Nostalgia transformed

Thoraia Abou Bakr
3 Min Read
The collection uses old family photos as its main medium and transforms them into new artistic pieces (Photo from Gypsum Gallery)
The collection uses old family photos as its main medium and transforms them into new artistic pieces (Photo from Gypsum Gallery)
The collection uses old family photos as its main medium and transforms them into new artistic pieces
(Photo from Gypsum Gallery)

Old family photos are ghosts of some kind, they remind one of a time that has passed and can never be experienced again. These memories can be harsh or sweet, but no one can argue that either way they conjure a severe case of nostalgia. Although people often associate nostalgia with happy memories, the original Greek word algos is roughly translated to pain. These photos also have enough power within them to transform the viewer back into a child to experience all the mischief and longings of an age of innocence. That is why Iranian artist Setareh Shahbazi used her old family photos as the main medium for her Spectral Days collection shown at Gypsum Gallery in Zamalek.

Shahbazi was born in Tehran in 1978, but eight years later, she moved to Germany with her family. In 2009, she returned back to her family home in Tehran, where she found thousands of family photos, inspiring her to use them in her art.

According to the gallery’s Facebook page, “Spectral Days is a deeply personal project that delves into a loaded family history. It conjures up memories of Shahbazi and her family’s exile from Iran following the revolution and of her eventual return back to the land she was once forced to leave. A long process of scanning, cropping, layering and manipulating ensued.
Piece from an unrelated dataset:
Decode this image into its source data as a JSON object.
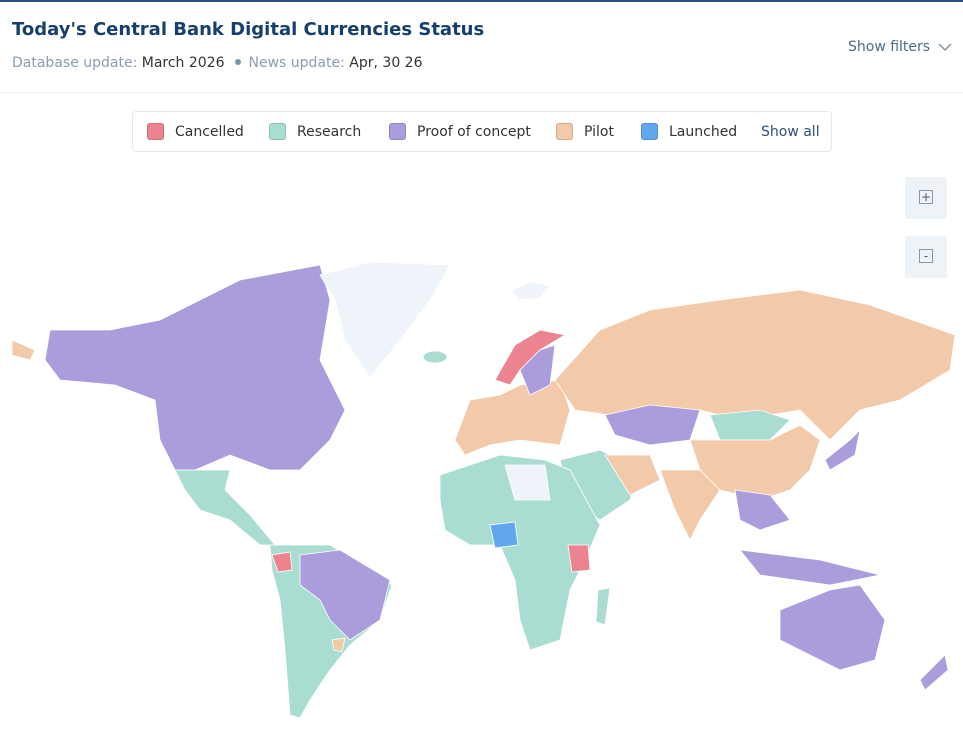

The outcome is Spectral Days, a series of more than forty haunting images in various sizes that form a stylistic departure from her signature comic strip visual aesthetic – a collection of photomontages that resides in the hazy transition between the past and its remembrance.”

The photos are highly altered to reveal the emotions they invoke within the viewer rather than the figures within them. Family members turn into phosphoric ghosts and beloved pets are smeared with paint. The photos are no longer the focus of the situation, but the process of transformation which they have undergone. “Shahbazi plays with the conventions of linear narration by transforming analogue physical objects into transient digital spaces, and back. The photographs become fluid animated spaces, re-imagined each time you look at them, rousing a train of memories in which the logic of reality does not exist.”

Spectral Days is also the inaugural exhibition for Gypsum Gallery which has just opened its doors to the public in a quaint building in Zamalek. The exhibition will run until 29 November, available to the public from 12pm till 8pm daily.